Leggo su Libertà del 10 agosto l'intervento di Don Stefano Antonelli che con tono accorato ma pacato risponde a un articolo di qualche giorno fa del signor Maurizio Astorri sul tema dell'ormai annosa penuria di preti e in particolare di parroci nella nostra diocesi, un problema ormai diffuso in tutto il mondo, specialmente nei paesi più sviluppati.

Tralascio la polemica che a quanto leggo ha rattristato non poco Don Antonelli per i toni e le espressioni del suo interlocutore e cerco di spiegare, da laico poco credente ma amico di molti preti, che cosa penso dell''argomento che non riguarda solo i praticanti, data la tradizionale meritoria funzione sociale delle parrocchie e di chi le regge.

Mi spiace anzitutto  mettere a punto la base di tutto il problema delle cosiddette "vocazioni": Se, come sostiene la Chiesa da sempre, si tratta di una "chiamata" spirituale di provenienza divina, non si vede perchè il flusso si sia arrestato o, nell'ultimo mezzo secolo almeno, sia fortemente diminuito fino a lasciare senza guida migliaia di parrocchie e milioni di fedeli. Viene spontaneo pensare, non solo a un laico come me, che non si sia mai trattato di chiamate ma semplicemente di scelte individuali, come per tutti gli altri indirizzi professionali o scelte di vita, come quelle dei medici, degli insegnanti, degli artisti. E' vero che la parola fede ha perduto ai giorni nostri buona parte del significato che aveva una volta e anche chi dice di averla ha ormai molti dubbi, magari senza ammetterlo..

Posso sbagliarmi, ma penso che sbagli soprattutto la chiesa a non dare la giusta importanza all'obbligo del celibato che condanna i preti alla solitudine per tutta la vita. Non è ovviamente la sola causa della crisi delle vocazioni. Un tempo il "mestiere" godeva di un prestigio infinitamente maggiore e anche dal punto di vista economico la vita dei preti e soprattutto dei parroci era  molto più agiata. Gli stessi erano circondati da comunità di fedeli o praticanti molto più numerose e coese.

C'erano corti di parrocchiani intorno al parroco e al curato e di questi ultimi c'era abbondanza.
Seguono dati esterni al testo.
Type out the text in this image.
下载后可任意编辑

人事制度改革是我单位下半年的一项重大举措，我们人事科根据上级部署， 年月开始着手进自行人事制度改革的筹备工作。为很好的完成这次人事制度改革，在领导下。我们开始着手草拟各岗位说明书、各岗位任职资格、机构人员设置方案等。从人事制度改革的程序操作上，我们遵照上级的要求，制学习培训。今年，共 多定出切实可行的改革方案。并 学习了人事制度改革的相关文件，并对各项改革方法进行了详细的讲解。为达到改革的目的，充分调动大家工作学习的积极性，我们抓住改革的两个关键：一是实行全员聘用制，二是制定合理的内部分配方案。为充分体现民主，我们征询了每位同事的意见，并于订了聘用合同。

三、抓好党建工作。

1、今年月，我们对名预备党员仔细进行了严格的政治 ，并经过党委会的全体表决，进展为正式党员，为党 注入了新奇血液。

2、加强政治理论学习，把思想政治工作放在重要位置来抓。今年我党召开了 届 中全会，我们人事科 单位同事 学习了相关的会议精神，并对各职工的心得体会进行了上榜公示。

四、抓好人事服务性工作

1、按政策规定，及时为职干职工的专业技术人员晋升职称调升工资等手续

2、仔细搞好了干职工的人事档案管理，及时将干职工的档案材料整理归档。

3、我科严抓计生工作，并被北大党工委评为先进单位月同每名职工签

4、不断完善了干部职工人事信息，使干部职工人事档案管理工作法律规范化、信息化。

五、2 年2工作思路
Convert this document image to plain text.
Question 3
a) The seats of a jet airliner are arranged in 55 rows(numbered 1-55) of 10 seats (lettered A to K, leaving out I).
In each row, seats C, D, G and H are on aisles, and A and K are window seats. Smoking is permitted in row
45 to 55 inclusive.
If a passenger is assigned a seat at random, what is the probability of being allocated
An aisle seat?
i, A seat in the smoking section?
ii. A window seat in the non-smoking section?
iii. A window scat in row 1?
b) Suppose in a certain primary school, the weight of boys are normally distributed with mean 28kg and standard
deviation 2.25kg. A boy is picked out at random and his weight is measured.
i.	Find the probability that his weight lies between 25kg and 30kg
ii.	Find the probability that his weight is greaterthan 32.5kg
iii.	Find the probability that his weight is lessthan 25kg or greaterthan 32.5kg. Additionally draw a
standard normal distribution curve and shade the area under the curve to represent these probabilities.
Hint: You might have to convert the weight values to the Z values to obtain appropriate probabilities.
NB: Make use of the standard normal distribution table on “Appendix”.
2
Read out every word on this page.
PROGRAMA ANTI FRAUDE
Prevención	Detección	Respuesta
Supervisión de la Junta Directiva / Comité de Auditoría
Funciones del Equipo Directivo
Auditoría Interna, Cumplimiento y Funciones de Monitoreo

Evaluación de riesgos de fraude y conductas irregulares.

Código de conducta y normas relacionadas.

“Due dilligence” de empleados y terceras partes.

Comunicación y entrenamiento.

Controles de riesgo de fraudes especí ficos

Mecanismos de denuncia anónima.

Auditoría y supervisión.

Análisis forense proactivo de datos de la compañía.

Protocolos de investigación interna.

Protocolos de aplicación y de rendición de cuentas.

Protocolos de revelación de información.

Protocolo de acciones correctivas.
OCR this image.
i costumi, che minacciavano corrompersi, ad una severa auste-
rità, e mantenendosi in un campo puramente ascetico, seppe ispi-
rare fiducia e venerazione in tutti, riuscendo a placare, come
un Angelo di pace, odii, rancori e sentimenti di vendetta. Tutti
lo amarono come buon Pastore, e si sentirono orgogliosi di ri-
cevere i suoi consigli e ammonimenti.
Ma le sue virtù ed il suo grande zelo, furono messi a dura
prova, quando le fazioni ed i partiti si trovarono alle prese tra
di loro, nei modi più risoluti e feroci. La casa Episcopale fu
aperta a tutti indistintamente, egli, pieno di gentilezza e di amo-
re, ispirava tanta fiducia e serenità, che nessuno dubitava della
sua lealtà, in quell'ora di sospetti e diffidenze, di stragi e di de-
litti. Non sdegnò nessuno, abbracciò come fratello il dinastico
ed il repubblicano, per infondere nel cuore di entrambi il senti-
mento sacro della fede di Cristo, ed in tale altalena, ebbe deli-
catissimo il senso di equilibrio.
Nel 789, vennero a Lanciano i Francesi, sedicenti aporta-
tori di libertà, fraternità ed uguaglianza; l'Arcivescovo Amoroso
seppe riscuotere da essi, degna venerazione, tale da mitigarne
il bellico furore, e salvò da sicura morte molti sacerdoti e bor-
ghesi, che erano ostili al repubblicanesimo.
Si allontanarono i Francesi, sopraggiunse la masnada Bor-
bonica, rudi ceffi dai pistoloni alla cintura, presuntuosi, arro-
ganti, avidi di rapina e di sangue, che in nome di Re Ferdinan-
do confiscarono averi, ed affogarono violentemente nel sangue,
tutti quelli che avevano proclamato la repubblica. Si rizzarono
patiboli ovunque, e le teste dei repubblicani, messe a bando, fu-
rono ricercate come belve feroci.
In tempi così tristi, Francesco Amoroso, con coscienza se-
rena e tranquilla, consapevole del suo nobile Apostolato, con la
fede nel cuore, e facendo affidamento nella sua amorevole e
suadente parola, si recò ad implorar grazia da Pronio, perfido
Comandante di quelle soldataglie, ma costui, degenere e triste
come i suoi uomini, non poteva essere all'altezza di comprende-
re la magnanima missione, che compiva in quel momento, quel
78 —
I curati facevano carriera, ottenevano prima o poi la loro parrocchia e il loro gregge. Nei paesi il prete era importante, con il sindaco, il medico condotto, il maresciallo, il farmacista. L'isolamento dovuto al celibato, alla mancanza di una famiglia, era alleviato in buona parte dalla comunità.

E' brutto affermarlo, ma in parte l'attaccamento alla parrocchia e alla religione in modo acritico era dovuto anche alla diffusa ignoranza.  La scolarizzazione di massa ha generato fatalmente il dubbio, con domande senza chiare risposte da parte delle chiese, non solo di quella cattolica. Le omelie durante le messe sono ascoltate spesso distrattamente, se non con indifferenza e non è colpa dell'officiante. E' proprio quell'indifferenza che rattrista molti preti, ma la ripetitività dei temi e le incongruenze di molti passi delle scritture anche per le menti semplici sono tali da provocare spesso  atteggiamenti di indifferenza anche in molti praticanti abituali.

Don Antonelli espone il problema dei parroci e delle parrocchie in tutta la sua crudezza. Dai cinquecento e più si ridurranno presto a non più di una sessantina, poco più di uno per comune, escludendo il capoluogo di diocesi. Già ora moltissime parrocchie di montagna e collina sono scoperte, oppure sono faticosamente aperte saltuariamente da pochi parroci ultrasettantenni o ultraottrantenni che corrono da una all'altra per assicurare la messa domenicale alle piccole comunità.

Il problema riguarda anche noi laici perchè tante belle chiese di montagna, veri tesori d'arte, sono semi abbandonate o affidate alle cure precarie di qualche donna o famiglia volonterosa.

Parzialmente le diocesi ricorrono da qualche tempo all'aiuto dei cosiddetti diaconi, ordinati anche se sposati, ma si tratta di un palliativo, del tutto insufficiente. Esiste naturalmente anche un aspetto economico che non può essere sulle spalle della sola Chiesa.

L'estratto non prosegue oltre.